Credit Reports are EXCLUDING Negative Information and Raising FICO Scores
Updates to the types of information that the major credit reporting firms use in creating a credit score could soon improve the scores for millions of Americans. The three firms, Equifax, TransUnion, and Experian recently decided that they would no longer use certain negative reports in their credit scores. Specifically, Tax liens and Civil Judgments will be excluded from reports if certain information is unavailable to the firms. Here are 3 things you need to know about the new rules allowing credit reports to exclude negative information and boosting FICO scores, and how they might affect you.
- This will only apply if the information that the firm has about the tax lien or civil judgment is missing some information. If the report includes full name, address, date of birth, and SSN, then the information will stay. However, frequently reports are made without this information. It is projected that over 10 million people will see moderate improvements to their credit score, and over half a million could see substantial gains of 40 points or more.

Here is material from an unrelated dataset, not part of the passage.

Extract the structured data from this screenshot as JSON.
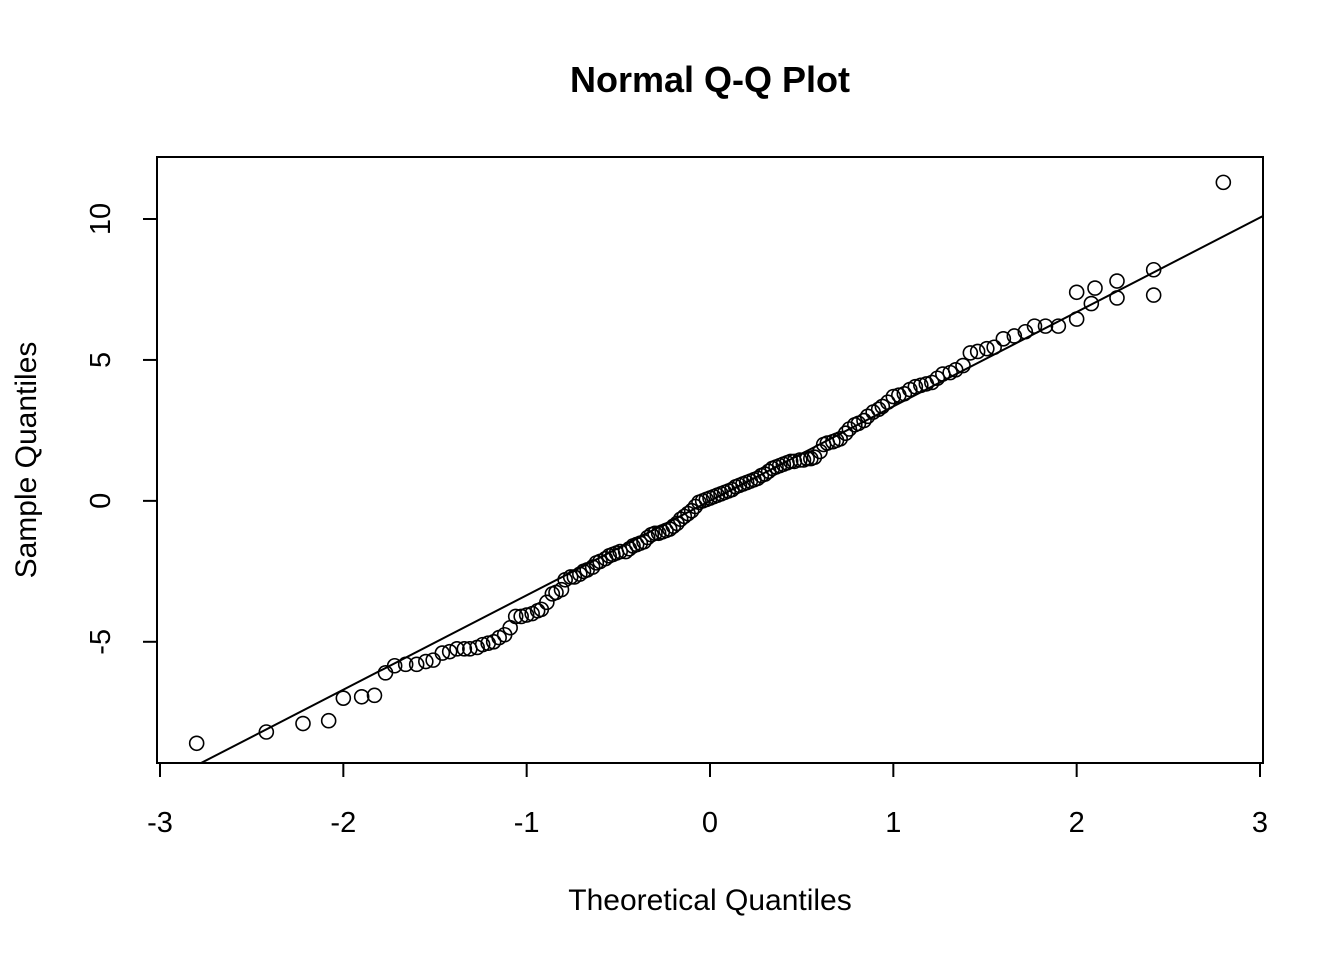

- The boost could make a definite difference in loan approvals. A 40 point gain could easily mean the difference between approval and denial for a loan. And while this is great news for consumers with shaky credit, lenders might be wary. Those with tax liens and civil judgments against them have been estimated to be twice as likely as those without to default on loans.

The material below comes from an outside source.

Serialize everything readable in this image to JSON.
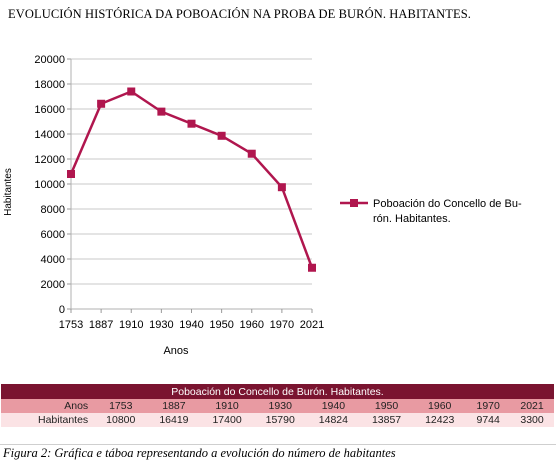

- The new rule will go in effect July 1, so if you know that you have these on your record, check your credit after this time. If you see a substantial improvement, don’t sleep on it. Use your improved credit to increase your financial stability. That said, If you are a lender, you might need to remember the adjustments, and keep them in mind when assessing credit worthiness. You now have less information to work with.

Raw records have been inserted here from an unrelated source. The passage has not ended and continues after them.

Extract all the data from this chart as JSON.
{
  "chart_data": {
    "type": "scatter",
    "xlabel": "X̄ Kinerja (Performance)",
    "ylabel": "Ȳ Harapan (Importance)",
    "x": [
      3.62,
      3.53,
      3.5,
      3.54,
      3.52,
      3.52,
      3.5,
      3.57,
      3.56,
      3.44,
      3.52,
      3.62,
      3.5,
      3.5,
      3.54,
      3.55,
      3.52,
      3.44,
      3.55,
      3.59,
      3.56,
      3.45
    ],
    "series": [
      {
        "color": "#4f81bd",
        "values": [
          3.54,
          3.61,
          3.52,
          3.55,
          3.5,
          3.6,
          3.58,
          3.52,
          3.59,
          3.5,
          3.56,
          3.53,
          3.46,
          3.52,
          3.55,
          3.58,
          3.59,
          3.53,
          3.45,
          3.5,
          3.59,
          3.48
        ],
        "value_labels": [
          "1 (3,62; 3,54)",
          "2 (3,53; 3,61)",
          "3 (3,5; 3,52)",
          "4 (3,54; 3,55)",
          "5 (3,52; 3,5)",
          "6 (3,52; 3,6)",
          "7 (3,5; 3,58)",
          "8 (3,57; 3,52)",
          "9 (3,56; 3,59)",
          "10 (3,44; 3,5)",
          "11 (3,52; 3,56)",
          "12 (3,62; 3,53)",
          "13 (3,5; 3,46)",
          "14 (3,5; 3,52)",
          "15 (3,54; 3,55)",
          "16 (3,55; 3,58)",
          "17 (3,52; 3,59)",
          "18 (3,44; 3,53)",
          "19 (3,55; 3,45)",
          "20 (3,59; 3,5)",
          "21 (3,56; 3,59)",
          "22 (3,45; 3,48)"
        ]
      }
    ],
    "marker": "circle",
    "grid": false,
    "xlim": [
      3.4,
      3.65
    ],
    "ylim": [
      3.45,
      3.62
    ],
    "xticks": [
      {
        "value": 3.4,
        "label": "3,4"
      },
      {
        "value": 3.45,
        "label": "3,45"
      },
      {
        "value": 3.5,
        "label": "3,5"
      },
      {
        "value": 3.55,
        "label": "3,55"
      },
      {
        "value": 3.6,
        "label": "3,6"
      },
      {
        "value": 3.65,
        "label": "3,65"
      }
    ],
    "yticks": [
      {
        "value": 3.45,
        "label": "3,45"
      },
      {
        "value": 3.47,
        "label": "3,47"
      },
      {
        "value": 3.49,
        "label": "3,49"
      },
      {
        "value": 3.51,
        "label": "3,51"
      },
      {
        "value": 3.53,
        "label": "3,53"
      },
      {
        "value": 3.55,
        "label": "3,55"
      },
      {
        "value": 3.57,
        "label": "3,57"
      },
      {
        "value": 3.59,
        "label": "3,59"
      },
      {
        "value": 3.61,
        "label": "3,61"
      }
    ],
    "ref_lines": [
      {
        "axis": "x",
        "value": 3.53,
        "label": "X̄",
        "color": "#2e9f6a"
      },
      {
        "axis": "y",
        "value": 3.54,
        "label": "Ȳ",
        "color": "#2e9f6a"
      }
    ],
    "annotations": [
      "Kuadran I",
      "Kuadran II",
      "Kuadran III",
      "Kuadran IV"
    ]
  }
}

The impact of this change will obviously not be seen until the rule is put into effect and credit scores begin to change, but there are some things that we should keep in mind. First, public information can still be used to determine if, for example, someone has a civil judgement against them. The change in rules will boost their credit score, but lenders could still look this information up. Second, this will hopefully decrease the number of people with incorrect information on their credit reports. Removing items this way shows that the CRAs are paying attention to a current problem:the number of complaints that they receive about incorrect credit report info.